With a diverse range of projects to his name, most recently Neil Burger could be found directing Bryan Cranston and Kevin Hart in the Intouchables remake The Upside. Was it a challenge to bring a much loved story to the big screen and inject a sense of originality about it? Of course. But it wasn’t as hard as taking part in the Hot Corn ‘My Favourite Movies’ feature series, where we ask filmmakers to discuss with us the movies that inspired them.
What’s the first movie you fell in love with? It’s a hard thing, because there are films I fell in love with as a really young child, but then films that really influenced me as a filmmaker. The movie that made me want to be a filmmaker was Nosferatu, the original Nosferatu, which I saw on TV once and it was so strange and so powerful, and so transporting in a very, uncanny way that I just thought – what is this. I want to create something that transports people the way I feel like I’m being transported.
What’s the one film you never get tired of watching? La Dolce Vita. I mean there’s a number of films, Dr. Strangelove too. Raging Bull. Those three.
Your favourite movie soundtrack? That’s a hard one. But I will that Philip Glass did the soundtrack to The Illusionist and I got to sit with him, and he’s arguably one of the greatest living composers, and I got to sit with him as he essentially wrote a symphony for me, for my movie. I got to watch that happen, and that was an incredible experience.

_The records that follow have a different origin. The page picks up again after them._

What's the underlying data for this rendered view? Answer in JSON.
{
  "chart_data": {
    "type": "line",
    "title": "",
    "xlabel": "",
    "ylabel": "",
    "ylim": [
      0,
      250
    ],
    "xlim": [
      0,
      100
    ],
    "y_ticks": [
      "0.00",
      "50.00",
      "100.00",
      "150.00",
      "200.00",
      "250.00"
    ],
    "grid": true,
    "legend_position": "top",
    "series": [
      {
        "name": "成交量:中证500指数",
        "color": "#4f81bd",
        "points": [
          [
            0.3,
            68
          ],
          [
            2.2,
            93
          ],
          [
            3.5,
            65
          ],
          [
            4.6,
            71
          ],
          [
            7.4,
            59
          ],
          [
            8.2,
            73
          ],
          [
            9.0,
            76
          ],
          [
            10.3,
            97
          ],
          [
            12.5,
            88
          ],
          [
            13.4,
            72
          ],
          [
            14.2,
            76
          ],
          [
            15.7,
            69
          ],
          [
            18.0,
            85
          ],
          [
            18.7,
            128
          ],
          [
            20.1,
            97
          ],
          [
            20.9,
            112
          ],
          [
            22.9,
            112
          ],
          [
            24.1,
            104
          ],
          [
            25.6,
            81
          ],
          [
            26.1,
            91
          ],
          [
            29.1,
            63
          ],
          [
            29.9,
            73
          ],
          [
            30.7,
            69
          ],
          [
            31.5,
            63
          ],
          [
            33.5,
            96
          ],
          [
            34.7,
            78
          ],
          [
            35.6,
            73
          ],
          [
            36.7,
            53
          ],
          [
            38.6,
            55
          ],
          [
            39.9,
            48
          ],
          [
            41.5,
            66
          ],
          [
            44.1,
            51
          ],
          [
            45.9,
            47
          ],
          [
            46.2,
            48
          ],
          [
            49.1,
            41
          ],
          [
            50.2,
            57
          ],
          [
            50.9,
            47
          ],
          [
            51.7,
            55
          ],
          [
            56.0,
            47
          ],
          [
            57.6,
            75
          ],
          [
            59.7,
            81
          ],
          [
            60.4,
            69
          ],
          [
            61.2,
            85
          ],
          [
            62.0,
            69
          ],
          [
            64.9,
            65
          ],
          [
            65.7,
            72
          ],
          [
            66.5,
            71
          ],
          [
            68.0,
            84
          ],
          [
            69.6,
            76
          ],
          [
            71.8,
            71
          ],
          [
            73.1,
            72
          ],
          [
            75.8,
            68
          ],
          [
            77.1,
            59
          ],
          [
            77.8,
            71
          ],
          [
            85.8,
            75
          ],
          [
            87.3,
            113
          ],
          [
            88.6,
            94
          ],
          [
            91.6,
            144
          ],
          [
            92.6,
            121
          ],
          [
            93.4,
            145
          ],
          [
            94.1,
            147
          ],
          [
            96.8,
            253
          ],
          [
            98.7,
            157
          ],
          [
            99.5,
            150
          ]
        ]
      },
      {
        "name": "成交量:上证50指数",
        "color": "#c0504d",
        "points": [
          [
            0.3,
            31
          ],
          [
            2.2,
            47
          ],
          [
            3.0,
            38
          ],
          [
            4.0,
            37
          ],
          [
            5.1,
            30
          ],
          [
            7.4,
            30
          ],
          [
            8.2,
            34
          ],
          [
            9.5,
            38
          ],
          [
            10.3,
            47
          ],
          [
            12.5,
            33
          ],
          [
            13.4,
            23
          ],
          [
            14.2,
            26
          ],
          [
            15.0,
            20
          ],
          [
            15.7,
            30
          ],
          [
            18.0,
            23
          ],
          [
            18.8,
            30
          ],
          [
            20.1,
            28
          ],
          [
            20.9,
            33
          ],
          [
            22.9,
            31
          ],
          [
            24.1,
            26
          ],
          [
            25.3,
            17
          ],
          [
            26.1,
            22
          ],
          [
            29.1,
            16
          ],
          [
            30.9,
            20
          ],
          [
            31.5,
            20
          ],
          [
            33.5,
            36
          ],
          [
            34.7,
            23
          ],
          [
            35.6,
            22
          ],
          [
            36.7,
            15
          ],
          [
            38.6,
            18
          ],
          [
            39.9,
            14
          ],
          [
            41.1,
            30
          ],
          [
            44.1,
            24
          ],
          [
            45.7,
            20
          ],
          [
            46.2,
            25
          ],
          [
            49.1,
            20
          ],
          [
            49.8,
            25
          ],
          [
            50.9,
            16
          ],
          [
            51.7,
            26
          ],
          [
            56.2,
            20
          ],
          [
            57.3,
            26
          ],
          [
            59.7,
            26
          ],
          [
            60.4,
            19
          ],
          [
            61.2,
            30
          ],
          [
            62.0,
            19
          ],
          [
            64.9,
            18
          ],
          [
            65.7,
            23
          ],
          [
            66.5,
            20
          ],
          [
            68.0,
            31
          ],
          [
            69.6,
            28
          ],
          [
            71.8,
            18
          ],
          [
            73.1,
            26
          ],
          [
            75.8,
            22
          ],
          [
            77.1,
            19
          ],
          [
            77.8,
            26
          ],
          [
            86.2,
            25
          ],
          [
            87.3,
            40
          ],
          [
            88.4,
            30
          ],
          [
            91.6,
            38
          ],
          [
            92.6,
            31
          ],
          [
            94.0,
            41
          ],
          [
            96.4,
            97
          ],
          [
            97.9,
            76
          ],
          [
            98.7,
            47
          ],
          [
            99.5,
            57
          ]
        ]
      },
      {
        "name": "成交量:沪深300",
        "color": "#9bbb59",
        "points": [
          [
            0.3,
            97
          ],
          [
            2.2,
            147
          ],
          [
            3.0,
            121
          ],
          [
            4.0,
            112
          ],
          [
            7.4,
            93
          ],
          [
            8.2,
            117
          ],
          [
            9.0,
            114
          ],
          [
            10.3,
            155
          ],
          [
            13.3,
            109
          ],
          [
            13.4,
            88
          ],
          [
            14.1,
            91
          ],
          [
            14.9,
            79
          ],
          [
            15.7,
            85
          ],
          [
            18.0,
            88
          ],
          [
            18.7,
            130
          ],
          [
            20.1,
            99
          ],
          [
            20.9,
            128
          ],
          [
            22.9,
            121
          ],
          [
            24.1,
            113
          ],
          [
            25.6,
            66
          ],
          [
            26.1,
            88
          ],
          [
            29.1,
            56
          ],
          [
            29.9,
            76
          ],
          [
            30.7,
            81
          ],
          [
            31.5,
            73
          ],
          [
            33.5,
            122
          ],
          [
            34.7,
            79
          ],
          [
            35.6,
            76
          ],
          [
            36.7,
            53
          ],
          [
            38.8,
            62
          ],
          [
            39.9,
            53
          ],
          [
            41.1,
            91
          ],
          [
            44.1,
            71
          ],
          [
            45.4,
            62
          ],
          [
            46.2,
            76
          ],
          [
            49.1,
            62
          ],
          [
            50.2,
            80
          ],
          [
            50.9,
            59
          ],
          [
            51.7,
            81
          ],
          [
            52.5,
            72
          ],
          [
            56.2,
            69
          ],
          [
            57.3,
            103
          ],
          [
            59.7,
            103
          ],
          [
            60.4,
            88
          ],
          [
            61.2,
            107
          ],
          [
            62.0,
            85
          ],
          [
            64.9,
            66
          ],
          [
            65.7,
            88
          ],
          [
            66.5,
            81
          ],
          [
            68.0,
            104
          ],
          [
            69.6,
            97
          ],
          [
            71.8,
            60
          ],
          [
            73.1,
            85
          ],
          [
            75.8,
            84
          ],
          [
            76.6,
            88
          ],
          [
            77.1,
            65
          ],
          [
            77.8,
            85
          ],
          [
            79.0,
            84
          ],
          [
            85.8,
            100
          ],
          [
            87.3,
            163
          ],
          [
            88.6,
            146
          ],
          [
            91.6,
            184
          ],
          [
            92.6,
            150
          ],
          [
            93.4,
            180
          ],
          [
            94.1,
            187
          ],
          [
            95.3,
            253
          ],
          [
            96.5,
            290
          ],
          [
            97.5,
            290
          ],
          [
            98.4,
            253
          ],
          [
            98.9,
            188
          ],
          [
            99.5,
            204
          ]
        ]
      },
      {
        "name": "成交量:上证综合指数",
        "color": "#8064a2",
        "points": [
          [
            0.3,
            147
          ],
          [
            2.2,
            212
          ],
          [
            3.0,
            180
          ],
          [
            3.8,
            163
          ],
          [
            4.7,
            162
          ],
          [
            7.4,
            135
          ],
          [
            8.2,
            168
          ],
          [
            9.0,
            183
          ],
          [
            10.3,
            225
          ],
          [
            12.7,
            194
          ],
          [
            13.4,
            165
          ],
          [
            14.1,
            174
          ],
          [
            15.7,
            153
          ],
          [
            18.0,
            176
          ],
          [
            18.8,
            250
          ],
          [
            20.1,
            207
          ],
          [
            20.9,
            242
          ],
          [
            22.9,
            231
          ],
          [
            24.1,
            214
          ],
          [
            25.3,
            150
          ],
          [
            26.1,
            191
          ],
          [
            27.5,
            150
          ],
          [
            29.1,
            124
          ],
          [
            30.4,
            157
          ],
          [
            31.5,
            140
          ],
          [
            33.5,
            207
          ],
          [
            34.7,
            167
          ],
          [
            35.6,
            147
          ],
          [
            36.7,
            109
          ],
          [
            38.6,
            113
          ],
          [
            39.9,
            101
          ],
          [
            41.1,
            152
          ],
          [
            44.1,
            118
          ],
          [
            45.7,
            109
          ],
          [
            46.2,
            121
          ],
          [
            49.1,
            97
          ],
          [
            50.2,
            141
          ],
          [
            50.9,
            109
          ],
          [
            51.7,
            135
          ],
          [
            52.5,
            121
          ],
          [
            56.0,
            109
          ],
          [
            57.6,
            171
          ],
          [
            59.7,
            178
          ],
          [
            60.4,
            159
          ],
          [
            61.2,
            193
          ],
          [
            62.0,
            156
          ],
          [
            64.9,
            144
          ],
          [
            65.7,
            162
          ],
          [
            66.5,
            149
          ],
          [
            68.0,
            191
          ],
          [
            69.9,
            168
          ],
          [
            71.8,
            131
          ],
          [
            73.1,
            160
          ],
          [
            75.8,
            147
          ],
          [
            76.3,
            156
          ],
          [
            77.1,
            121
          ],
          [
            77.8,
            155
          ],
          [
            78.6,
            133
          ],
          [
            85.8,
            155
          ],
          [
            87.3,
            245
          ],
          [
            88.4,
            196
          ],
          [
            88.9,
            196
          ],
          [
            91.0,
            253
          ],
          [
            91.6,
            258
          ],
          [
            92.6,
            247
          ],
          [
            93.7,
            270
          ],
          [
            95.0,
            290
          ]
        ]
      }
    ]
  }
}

What’s your guilty pleasure? I just saw Mary Poppins Returns last night, and it’s not a guilty pleasure, but it’s not a movie I thought I would be interested in. It’s such a throwback, and also remaking something in a daunting way and it’s very successfully done and can really hold its own with the original, and those wonderful musicals of the 50s and 60s.
What’s the one scene that always makes you cry? There isn’t one!
Your favourite ever remake? Oooh that’s a good question. I thought the Planet of the Apes movies were really well done, that was one of the important movies going back to when I was a kid, watching the Charles Heston coming upon the Statue of Liberty was a pretty profound thing to see in a movie, and I thought they did them pretty well when they were remade.